The soon to be Hornets are one of the best success stories of the season, making the playoffs for only the second time in their existence on the strength of Al Jefferson’s offense and a revamped defense. Their reward is a brutal first round series against the defending champs and assurances that they won’t have to play in May.

Jefferson has put the offense on his back since arriving in the offseason. Everything revolves around his post ups on the left block. Charlotte likes to have the ball entered to him there while the power forward (usually Josh McRoberts, but also Cody Zeller recently) hangs out on the left wing. Various other actions take place off the ball, often designed to get cuts for Michael Kidd-Gilchrist, who is an awful jump shooter and needs to use backdoor cuts to add value on offense. The rest of the perimeter players – Gerald Henderson, Kemba Walker, Gary Neal, Luke Ridnour (and McRoberts) – can spot up for threes around the post up, and the Bobcats have managed to make their offense respectable with this strategy.

The main alternative they use is the pick and roll, usually with Walker handling the ball and one of the forwards screening. They like to set these up on the left wing, so Jefferson will wander over to the right block or elbow to clear a little room. The Heat will be able to ramp up their intensity from “we just won two championships and the rest of the conference sucks” to “ridiculous” on defense now that the playoffs are here, and having to hide a player like Kidd-Gilchrist will hurt Charlotte’s ability to make them pay for overhelping on Jefferson.

The Bobcats have relied heavily on their 6th ranked defense to rack up wins, but even that has some Miami-specific holes. MKG has played well on that end, but LeBron James has owned him in their matchups this year, including a 61 point game against him in March. Gerald Henderson can do a decent job on Dwyane Wade, but may get pulled away due to help duties a decent amount.

On the inside, Jefferson’s shortcomings have been covered up in part by allowing him to remain near the rim instead of chasing opponents around the perimeter. Chris Bosh can upend that scheme thanks to his ability to step away from the basket. Bosh demands that defenders follow him – he’s hitting over 48% between 10-23 feet this season. Jefferson can hide out on Udonis Haslem or Chris Andersen if they’re in the game, but the Heat might want to consider playing small to eliminate that possibility.

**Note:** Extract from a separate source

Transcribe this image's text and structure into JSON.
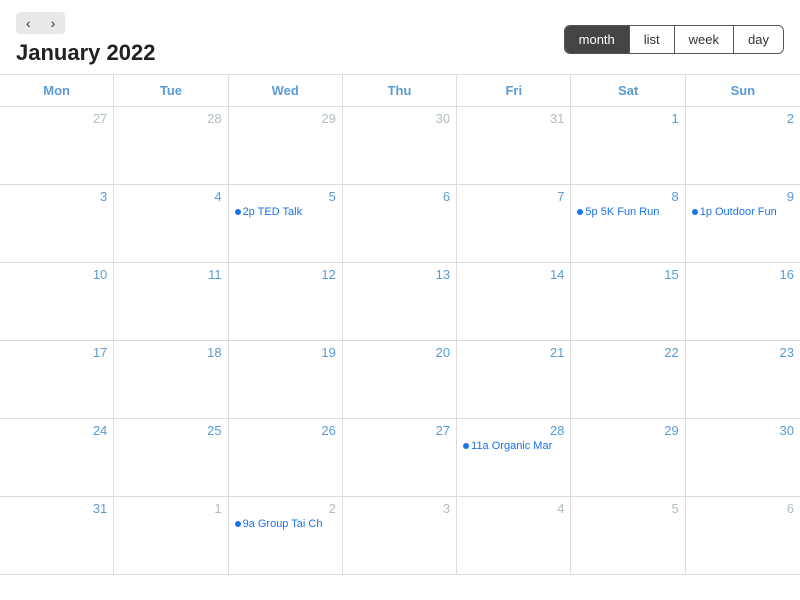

Either way, the Bobcats aren’t likely to win more than one game in this series, if they can manage that. Miami just has to hope that they can get through the series fairly quickly and avoid any injuries. As for Charlotte, they can only hope to record the first playoff win in franchise history and enjoy the strong improvements they have made. They are a few important pieces away from making any sort of meaningful impact on the Eastern Conference playoff picture.